Nutrition

How to Slow Aging and Improve Your Memory

After you eat a meal, some of the food that is processed through your liver is stored in the form of glycogen. This glycogen is stored in order to be utilized as energy in the form of glucose in between meals. It takes about 12-18 hours to deplete these glycogen stores naturally, without exercise. Once depleted, your body shifts its energy metabolism towards burning fat for energy. In other words, individuals who eat three dispersed meals a day and do not exercise rarely deplete their glycogen stores. There may be significant benefits to depleting these stores beyond just burning fat. The human brain uses ketone bodies for energy rather than glucose when the body’s glycogen stores are depleted.
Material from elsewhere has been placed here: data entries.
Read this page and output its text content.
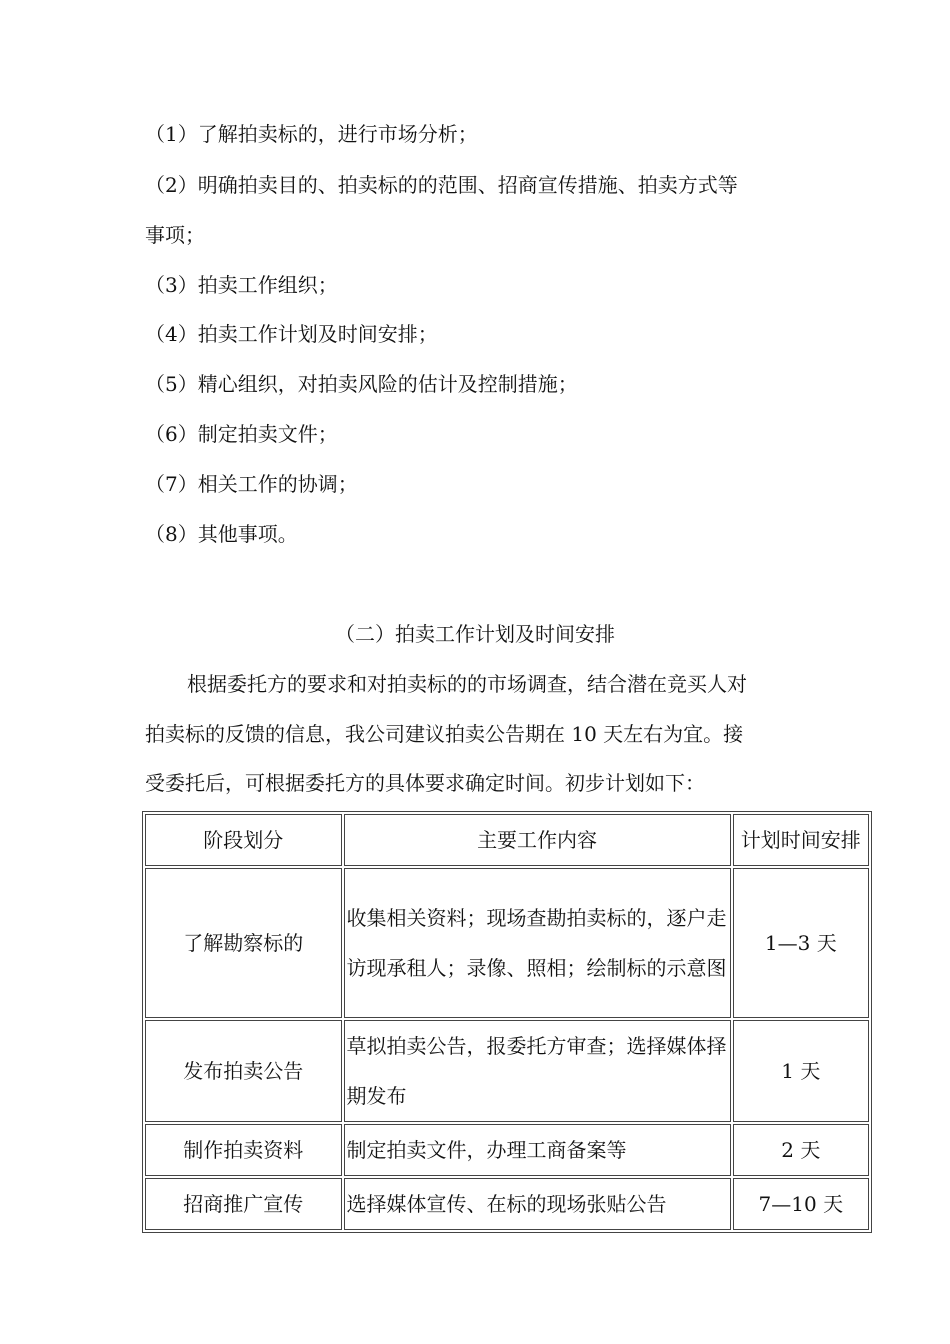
（1）了解拍卖标的，进行市场分析；
（2）明确拍卖目的、拍卖标的的范围、招商宣传措施、拍卖方式等
事项；
（3）拍卖工作组织；
（4）拍卖工作计划及时间安排；
（5）精心组织，对拍卖风险的估计及控制措施；
（6）制定拍卖文件；
（7）相关工作的协调；
（8）其他事项。
（二）拍卖工作计划及时间安排
根据委托方的要求和对拍卖标的的市场调查，结合潜在竞买人对
拍卖标的反馈的信息，我公司建议拍卖公告期在 10 天左右为宜。接
受委托后，可根据委托方的具体要求确定时间。初步计划如下：
阶段划分	主要工作内容	计划时间安排
了解勘察标的	收集相关资料；现场查勘拍卖标的，逐户走访现承租人；录像、照相；绘制标的示意图	1—3 天
发布拍卖公告	草拟拍卖公告，报委托方审查；选择媒体择期发布	1 天
制作拍卖资料	制定拍卖文件，办理工商备案等	2 天
招商推广宣传	选择媒体宣传、在标的现场张贴公告	7—10 天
Ketone bodies have been shown to benefit the brain due to their ability to increase the production of proteins called ‘neurotrophic factors.’ These factors increase the growth, connection, and synapses of neurons which can improve memory!

Exercise and intermittent fasting are two proven ways to deplete glycogen stores and shift the body’s metabolism to burning fat for energy. Because fasting and exercise are mild energetic stressors to the brain, the neurons respond adaptively by increasing mitochondria, which helps them produce energy more efficiently, increase learning ability, and also slow the aging of human cells through slowing the shortening of telomeres. This phenomenon may also help explain why we feel as though we have better focus when we are not eating as heavy.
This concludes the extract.